UU No.7 Tahun 2017 juga mencabut dan menyatakan 3 UU tidak berlaku yakni UU No.42 Tahun 2008 tentang Presiden dan Wakil Presiden; UU No.15 Tahun 2011 tentang Penyelenggara Pemilu; dan UU No.8 Tahun 2012 tentang Pemilu Anggota DPR, DPD, dan DPRD. Norma yang diatur juga baru (dan satu kelompok, red), bukan norma “campur sari” seperti UU No.11 Tahun 2020.

“Tidak seperti UU No.11 Tahun 2020 yang isinya ada norma baru, memperbaiki (mengubah, red), dan mencabut aturan. UU No.11 Tahun 2020 ini ‘campur sari’, dan ini yang menjadi masalah,” paparnya..

Meskipun MK mengamanatkan untuk mengubah UU Pembentukan Peraturan Perundang-Undangan, Wicipto berpendapat bukan berarti hanya UU itu saja yang diubah, tapi juga termasuk UU No.11 Tahun 2020. Sasaran utama putusan MK itu UU No.11 Tahun 2020 yang harus diperbaiki. Sedangkan, UU Pembentukan Peraturan Perundang-Undangan sifatnya mengikuti.

Jika UU Pembentukan Peraturan Perundang-Undangan nanti direvisi, Wicipto menyarankan tinjauannya harus komprehensif, tidak sekedar mengakomodir putusan MK, tapi juga memuat metode omnibus law dan perubahan pada lampiran II UU Pembentukan Peraturan Perundang-Undangan (format dan teknis penyusunan peraturan, red).
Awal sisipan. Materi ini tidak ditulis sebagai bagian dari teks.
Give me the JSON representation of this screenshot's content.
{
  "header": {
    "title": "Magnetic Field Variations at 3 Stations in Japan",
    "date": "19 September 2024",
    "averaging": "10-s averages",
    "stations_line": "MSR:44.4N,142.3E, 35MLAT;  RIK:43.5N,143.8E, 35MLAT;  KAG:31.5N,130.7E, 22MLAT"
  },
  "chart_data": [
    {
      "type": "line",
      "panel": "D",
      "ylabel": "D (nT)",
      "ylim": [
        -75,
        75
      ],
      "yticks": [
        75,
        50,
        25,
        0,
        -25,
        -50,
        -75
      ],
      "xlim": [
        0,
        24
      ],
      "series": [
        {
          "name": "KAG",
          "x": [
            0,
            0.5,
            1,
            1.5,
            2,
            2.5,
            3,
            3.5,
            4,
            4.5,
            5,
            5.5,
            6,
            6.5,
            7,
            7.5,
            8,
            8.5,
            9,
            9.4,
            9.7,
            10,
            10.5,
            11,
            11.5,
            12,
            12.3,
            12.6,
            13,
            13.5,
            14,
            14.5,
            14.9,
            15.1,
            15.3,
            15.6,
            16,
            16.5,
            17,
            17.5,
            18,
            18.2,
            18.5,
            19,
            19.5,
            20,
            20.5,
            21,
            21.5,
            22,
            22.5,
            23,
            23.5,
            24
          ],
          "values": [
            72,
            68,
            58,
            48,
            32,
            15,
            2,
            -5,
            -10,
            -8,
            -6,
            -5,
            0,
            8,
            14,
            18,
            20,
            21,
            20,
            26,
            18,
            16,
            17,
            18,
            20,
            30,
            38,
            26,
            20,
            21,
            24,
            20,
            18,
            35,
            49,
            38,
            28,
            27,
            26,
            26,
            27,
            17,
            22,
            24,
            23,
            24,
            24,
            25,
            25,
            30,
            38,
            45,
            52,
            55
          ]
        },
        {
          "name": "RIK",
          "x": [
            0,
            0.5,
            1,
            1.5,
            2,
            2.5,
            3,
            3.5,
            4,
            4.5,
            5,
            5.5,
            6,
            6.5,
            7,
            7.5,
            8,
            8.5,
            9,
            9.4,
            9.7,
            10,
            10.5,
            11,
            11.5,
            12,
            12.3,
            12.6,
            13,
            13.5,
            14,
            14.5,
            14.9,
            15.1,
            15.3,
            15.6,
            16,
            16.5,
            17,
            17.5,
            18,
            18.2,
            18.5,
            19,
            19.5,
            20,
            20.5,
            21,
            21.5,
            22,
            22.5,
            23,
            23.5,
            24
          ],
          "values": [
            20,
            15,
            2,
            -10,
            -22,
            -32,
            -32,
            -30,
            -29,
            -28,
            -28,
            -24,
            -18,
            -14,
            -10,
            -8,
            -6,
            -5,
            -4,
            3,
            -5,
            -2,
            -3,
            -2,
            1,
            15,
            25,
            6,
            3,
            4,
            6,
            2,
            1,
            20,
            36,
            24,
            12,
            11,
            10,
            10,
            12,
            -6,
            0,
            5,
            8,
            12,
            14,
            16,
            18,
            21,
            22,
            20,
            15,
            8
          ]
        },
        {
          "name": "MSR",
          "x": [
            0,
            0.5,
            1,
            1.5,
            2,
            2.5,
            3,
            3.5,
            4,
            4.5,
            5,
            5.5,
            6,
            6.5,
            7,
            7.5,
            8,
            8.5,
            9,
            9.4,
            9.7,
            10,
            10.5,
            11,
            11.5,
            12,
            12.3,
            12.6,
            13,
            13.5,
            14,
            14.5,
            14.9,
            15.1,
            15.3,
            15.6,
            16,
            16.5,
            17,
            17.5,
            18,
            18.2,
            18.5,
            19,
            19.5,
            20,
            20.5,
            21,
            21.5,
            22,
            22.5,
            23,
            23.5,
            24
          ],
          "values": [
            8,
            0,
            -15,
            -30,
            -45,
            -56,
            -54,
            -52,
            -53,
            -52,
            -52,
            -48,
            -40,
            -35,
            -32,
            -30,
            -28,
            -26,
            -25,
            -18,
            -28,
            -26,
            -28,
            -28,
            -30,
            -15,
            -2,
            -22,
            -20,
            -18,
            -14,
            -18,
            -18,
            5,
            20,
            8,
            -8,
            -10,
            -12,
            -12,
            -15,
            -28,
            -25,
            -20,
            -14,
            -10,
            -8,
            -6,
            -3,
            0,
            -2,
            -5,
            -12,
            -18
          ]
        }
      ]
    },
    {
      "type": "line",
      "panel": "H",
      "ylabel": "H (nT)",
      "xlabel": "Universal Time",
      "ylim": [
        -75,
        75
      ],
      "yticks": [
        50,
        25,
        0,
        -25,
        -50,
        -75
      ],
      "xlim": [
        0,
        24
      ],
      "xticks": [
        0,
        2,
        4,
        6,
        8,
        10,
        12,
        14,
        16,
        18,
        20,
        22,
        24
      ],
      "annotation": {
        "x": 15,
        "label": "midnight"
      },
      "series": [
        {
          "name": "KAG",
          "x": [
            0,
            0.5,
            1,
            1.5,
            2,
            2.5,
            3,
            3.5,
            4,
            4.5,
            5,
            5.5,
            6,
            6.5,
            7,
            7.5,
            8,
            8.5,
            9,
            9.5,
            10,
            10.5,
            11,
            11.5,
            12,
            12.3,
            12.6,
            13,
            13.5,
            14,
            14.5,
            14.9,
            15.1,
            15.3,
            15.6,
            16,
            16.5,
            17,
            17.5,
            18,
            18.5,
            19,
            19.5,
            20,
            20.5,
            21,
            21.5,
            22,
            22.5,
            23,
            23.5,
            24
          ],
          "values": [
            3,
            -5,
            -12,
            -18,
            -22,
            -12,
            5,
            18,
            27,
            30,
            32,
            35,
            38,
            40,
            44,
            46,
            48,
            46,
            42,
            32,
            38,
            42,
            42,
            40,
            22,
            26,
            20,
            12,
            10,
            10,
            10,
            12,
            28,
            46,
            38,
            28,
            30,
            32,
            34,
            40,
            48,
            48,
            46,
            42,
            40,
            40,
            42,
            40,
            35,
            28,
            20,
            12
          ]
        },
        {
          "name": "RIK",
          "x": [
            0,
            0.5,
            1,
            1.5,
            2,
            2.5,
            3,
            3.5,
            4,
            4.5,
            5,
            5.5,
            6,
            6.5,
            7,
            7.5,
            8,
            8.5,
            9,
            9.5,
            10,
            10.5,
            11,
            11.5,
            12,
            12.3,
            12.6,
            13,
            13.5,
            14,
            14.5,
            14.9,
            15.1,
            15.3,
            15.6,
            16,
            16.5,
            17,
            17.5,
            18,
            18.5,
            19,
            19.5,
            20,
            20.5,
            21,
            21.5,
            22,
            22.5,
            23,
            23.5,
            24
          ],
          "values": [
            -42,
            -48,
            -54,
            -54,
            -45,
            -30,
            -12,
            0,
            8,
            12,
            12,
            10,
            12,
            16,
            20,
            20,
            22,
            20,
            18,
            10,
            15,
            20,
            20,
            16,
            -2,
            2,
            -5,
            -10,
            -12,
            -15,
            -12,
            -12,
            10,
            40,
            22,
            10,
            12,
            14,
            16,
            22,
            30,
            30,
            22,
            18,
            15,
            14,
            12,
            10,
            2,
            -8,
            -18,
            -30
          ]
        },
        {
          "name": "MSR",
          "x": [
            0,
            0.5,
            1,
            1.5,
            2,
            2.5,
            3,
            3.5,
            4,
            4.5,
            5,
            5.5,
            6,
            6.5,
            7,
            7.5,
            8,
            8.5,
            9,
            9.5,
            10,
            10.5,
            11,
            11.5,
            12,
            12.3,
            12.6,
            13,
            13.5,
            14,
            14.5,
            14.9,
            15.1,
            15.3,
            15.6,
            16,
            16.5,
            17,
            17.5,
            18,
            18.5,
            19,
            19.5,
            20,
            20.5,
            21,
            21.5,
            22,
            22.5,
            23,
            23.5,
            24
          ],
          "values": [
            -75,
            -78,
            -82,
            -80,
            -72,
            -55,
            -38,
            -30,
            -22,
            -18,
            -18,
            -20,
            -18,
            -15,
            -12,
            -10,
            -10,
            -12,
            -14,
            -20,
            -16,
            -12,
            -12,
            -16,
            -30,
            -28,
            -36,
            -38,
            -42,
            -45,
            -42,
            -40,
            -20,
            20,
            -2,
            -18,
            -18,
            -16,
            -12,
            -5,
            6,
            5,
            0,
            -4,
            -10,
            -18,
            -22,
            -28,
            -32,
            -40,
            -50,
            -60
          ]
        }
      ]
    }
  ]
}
“Seharusnya omnibus law ini bisa disisipkan dalam perubahan UU No.12 Tahun 2011,” imbuhnya.

Pembenahan menyeluruh

Peneliti PSHK dan Pengajar STH Indonesia Jentera, M Nur Sholikin menilai omnibus law merupakan salah satu strategi pembenahan regulasi yang dilakukan pemerintahan Jokowi. Tapi proses pengenalan metode ini kepada publik terburu-buru dan tidak partisipatif.

Padahal penting menata regulasi yang menyentuh manajemen regulasi. Putusan MK ini tak hanya mempersoalkan teknik pembentukan UU yang tidak sesuai dengan lampiran II UU Pembentukan Peraturan Perundang-Undangan, tapi juga proses, dan substansinya.

Solihin berpendapat praktik penggunaan metode omnibus law dalam menyusun UU No.11 Tahun 2020 harus dievaluasi secara menyeluruh. Omnibus law bukan satu-satunya solusi dalam mengatasi permasalahan tata kelola regulasi di Indonesia. Penggunaan metode omnibus law dan implementasi UU yang dibentuk dengan omnibus law tidak dapat berjalan efektif tanpa pembenahan sistem menyeluruh dalam tata kelola regulasi.

Terakhir, Solihin mendesak pemerintah dan DPR harus melibatkan partisipasi masyarakat yang luas dalam menyusun revisi UU Pembentukan Peraturan Perundang-Undangan. “Jangan sampai pemerintah dan DPR memanfaatkan putusan MK ini dengan mengatur prosedur pembahasan omnibus law sembarangan, apalagi sekedar mengukuhkan praktik buruk proses pembentukan UU No.11 Tahun 2020.”